1-2 lbs catfish nuggets

1 egg

1 cup of buttermilk (or regular milk, in a pinch)

2 TBSP chili garlic sauce

1 cup cornmeal, plus more as needed

1 tsp crushed red pepper

1 tsp creole seasoning

1 tsp ground thyme

1 tsp cayenne pepper

1 tsp rubbed sage

1 tsp salt

½ tsp pepper to taste

Neutral oil for frying

Lemon, for serving

Instructions:

Pour enough oil into a large cast iron skillet to fill it halfway (you want enough oil in there for the catfish pieces to be able to float. Heat over medium-high heat—you’ll know the oil is hot enough when a plain wooden chopstick inserted tip-down into the oil instantly causes a stream of bubbles to rise from it.

In a wide, shallow bowl, beat the egg, then mix in the buttermilk and chili garlic sauce. In another wide, shallow bowl, add the cornmeal and your seasonings.

Rinse and thoroughly dry the catfish nuggets. Dredge first in the buttermilk mixture, then coat thoroughly in the cornmeal mixture, dropping a few into the skillet at a time to deep fry. Don’t overcrowd the skillet; you’ll have to work in batches. Fry on one side for about 3 minutes, then flip and cook for another 2 minutes, until the catfish is golden brown and flakes easily if cut with a fork. As they’re cooking, make sure the nuggets aren’t clumping together by occasionally moving them around with cooking chopsticks or a spatula. Remove to a rack to drain and repeat with the next batch, until all the catfish is cooked. 

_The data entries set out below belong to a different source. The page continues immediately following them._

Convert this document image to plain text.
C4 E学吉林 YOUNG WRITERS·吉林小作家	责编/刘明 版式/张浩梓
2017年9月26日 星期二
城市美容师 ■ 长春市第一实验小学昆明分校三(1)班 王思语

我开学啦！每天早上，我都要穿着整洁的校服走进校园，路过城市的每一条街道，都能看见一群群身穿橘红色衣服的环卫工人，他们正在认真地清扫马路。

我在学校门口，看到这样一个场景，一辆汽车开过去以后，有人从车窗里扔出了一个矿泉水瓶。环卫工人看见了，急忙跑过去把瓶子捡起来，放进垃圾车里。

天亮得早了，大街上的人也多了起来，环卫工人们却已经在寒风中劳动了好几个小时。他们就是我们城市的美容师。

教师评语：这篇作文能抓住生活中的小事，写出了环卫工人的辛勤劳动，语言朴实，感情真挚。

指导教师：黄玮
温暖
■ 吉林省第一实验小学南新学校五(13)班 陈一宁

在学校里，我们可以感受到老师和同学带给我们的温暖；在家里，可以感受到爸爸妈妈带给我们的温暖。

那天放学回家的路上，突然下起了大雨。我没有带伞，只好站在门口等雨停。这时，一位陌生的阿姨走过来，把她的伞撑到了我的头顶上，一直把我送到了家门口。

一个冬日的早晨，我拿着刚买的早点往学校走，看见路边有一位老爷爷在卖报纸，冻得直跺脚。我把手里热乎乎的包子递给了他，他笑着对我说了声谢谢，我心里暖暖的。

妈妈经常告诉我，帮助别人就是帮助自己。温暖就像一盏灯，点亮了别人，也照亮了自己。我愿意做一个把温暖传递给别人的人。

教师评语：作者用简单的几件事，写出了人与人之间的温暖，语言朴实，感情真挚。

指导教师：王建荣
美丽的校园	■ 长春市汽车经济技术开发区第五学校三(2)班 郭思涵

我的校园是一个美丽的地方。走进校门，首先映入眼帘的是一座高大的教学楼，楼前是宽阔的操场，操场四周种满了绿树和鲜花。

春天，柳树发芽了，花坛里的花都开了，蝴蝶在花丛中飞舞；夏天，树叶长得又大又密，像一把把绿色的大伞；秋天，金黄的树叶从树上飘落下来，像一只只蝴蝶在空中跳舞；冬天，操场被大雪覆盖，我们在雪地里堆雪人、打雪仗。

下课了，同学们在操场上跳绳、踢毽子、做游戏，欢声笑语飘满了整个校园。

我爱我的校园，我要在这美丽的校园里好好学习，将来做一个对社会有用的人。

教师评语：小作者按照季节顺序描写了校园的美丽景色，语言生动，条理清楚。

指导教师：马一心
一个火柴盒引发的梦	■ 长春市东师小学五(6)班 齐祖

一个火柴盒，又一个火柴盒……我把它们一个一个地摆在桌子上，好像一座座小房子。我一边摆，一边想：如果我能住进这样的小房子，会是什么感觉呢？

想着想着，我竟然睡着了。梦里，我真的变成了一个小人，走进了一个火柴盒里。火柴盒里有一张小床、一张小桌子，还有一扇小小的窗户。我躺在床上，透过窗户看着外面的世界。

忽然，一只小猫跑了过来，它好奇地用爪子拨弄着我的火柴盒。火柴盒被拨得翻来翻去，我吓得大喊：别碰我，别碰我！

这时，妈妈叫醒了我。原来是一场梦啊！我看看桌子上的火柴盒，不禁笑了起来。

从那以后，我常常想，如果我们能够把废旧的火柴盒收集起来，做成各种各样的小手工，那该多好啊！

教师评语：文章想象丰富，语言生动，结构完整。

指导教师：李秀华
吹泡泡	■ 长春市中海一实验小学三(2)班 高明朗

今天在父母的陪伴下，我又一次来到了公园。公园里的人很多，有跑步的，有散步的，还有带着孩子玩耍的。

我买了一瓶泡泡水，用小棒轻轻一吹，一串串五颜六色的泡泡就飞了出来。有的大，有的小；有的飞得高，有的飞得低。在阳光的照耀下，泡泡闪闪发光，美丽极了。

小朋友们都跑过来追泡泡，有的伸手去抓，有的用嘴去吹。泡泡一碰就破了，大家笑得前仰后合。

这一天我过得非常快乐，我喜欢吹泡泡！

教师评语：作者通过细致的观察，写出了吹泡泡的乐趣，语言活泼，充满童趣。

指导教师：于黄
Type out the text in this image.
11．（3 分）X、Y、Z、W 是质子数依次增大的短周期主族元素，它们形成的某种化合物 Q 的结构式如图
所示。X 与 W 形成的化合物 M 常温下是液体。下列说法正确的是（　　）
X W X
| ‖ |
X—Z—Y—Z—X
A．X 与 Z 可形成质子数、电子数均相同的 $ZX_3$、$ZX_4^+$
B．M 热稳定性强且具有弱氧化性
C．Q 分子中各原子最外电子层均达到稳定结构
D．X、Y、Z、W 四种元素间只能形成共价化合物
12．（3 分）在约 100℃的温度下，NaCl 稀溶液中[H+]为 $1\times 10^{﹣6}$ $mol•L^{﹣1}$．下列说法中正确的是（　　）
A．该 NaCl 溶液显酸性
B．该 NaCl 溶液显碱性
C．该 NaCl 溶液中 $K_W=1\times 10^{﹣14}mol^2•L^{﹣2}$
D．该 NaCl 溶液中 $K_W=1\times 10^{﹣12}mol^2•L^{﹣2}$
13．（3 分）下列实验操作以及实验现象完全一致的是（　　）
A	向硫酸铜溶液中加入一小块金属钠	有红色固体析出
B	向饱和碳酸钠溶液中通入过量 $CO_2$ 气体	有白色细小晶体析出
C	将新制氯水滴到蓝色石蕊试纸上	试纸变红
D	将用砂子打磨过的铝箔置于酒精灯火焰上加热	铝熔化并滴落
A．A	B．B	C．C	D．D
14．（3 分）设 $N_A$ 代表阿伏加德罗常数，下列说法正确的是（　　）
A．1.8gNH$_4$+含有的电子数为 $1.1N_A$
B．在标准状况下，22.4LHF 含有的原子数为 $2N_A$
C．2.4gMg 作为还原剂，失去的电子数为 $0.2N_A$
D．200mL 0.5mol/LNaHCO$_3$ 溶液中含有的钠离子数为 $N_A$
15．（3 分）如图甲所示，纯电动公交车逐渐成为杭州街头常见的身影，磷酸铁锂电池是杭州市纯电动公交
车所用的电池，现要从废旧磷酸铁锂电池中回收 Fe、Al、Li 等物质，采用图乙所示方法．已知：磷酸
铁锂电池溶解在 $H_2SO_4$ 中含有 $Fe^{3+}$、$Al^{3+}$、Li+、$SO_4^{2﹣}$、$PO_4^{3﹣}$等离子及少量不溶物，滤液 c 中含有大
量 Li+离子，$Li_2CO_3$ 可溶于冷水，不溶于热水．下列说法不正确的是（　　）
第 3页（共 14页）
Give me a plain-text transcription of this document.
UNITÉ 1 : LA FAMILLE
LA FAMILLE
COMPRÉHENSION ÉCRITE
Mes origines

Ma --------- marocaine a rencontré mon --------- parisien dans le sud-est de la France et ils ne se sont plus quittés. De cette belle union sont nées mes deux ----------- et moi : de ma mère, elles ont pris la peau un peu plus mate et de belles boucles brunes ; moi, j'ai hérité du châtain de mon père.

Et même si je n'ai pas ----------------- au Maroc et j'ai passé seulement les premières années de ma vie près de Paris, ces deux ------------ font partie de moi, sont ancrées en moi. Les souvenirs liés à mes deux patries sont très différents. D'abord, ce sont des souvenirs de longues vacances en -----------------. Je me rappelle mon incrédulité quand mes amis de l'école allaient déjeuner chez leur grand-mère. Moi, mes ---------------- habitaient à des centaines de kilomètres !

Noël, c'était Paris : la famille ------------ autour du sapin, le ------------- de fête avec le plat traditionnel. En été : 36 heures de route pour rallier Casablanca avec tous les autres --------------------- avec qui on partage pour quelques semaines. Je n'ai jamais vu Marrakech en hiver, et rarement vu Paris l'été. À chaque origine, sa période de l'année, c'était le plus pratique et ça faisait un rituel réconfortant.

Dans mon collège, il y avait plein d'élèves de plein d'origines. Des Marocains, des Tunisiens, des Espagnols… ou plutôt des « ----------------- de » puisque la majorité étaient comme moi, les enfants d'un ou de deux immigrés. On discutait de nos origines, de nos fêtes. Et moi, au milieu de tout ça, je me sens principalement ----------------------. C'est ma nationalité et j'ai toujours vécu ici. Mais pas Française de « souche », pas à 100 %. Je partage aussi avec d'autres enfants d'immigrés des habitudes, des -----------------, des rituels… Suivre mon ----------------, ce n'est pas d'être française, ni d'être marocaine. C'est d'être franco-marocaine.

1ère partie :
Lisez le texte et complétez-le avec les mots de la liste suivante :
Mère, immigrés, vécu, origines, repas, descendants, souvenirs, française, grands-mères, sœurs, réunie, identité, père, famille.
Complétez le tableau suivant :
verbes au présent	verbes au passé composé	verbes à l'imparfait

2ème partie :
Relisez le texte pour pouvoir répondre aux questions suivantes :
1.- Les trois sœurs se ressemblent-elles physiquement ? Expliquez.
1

Serve immediately, with lemon slices on the side to squeeze over the catfish if desired.


[1]. Note that the majority of the catfish produced for consumption in American aquaculture are actually not wild bottom feeders, but farm-raised and fed (at the water’s surface, if that matters to you) a regulated diet of soybeans, corn, fish meal, and nutritional supplements. Their diet accounts for the slightly sweet, mild flavor of the fish itself.

[2]. For more on the controversy between American catfish and the less costly catfish imported from Asia, see this article.